Очнулся на этаже, на матрасе. В стиснутой ладони клок черно-синих чеченских волос. Ротный сжимал над его головой кулаки:
— Да за такое в трибунал!.. К стенке!.. Кто за солдат ответит?!. Уж лучше бы они тебя с собой утащили, Пушков, а солдат мне оставили!.. Как станешь жить после этого!..
Начальник разведки полковник Пушков на бэтээре с группой спецназа осторожно пробирался маршрутом, по которому, согласно хитроумному плану командующего, выйдут из Грозного отряды Басаева, попадут в «волчью яму», подорвутся на минах, будут уничтожены кинжальным огнем пулеметов. Он выехал с командного пункта полка, оповестив наблюдателей, командиров пулеметных расчетов и артиллерийских батарей, чтобы они пропускали без выстрелов его одинокий, выкрашенный в белое бэтээр и он со спецназом не попал под шальную пулеметную очередь или взрыв случайной гранаты. Машина мягко колесила в степи, подбираясь к Сунже, вдоль которой, скрываясь под берегом, спасаясь от пуль в «мертвых зонах», пойдут чеченцы.
Полковник на броне, ухватившись за ствол пулемета, чувствовал боком тугое плечо прапорщика Коровко, мастера минного дела и взрывных работ, слывшего мудрецом за свое крестьянское глубокомыслие.

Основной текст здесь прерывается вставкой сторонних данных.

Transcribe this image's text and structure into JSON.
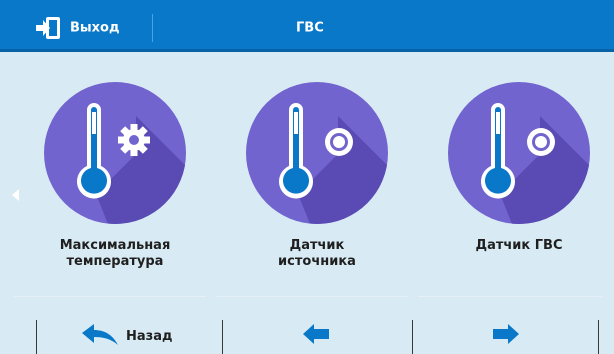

Полковник извлекал планшет с картой, привязывался к местности, запоминая каждый бугорок и ложбинку, где можно будет укрыть засаду, расположить пулемет, рассеять на снегу лепестковые противопехотные мины. Он был сосредоточен, деловит, исполнен внутренней жесткости. Не выпускал из сознания всю многомерную, близкую к завершению комбинацию, простота которой возникала из сочетания множества сложных, виртуозно осуществляемых деталей.
Они выкатили на высокий заснеженный берег. Внизу, глазированный, подмороженный, блестел наст, и дальше, за волнистой белизной, чернела вода. Сунжа, глянцевитая, ленивая, оставив позади город, заводские предместья, металлическое нагромождение цистерн и трубопроводов, текла в снегах, вознося над руслом солнечный легкий туман. Полковник представлял себе, как ночью бесконечной вереницей пойдут по этому снегу боевики. Навьюченные оружием, продуктами, уставив салазки станковыми пулеметами, уложив на них дорожный скарб, коробки с архивами, мешки с казной, впрягутся в постромки, проволакивая по глубокому снегу ящики с минами. Утомленные, надеясь на близкое избавление, здесь, на берегу, усмотрят под ногами первые красные взрывы, ужаснувшимися глазами увидят огненные, бьющие из-за бугров пулеметные очереди.
Он услышал слабое повизгивание, казавшееся странным здесь, на пустынном берегу. Приподнял автомат, повернул голову. По насту, вдоль воды, со стороны туманного, в громыханиях и гулах города бежала собака. Породистый серый дог хромал, ковылял, подгибал переднюю ногу, опускал к земле тяжелую безухую голову. Его бок кровенел, был стесан до ребер, липко и влажно краснел на солнце. Собака проковыляла мимо, жалобно повизгивая, тоскливо взглянув на полковника. Придерживая автомат, Пушков провожал глазами ее хромой бег.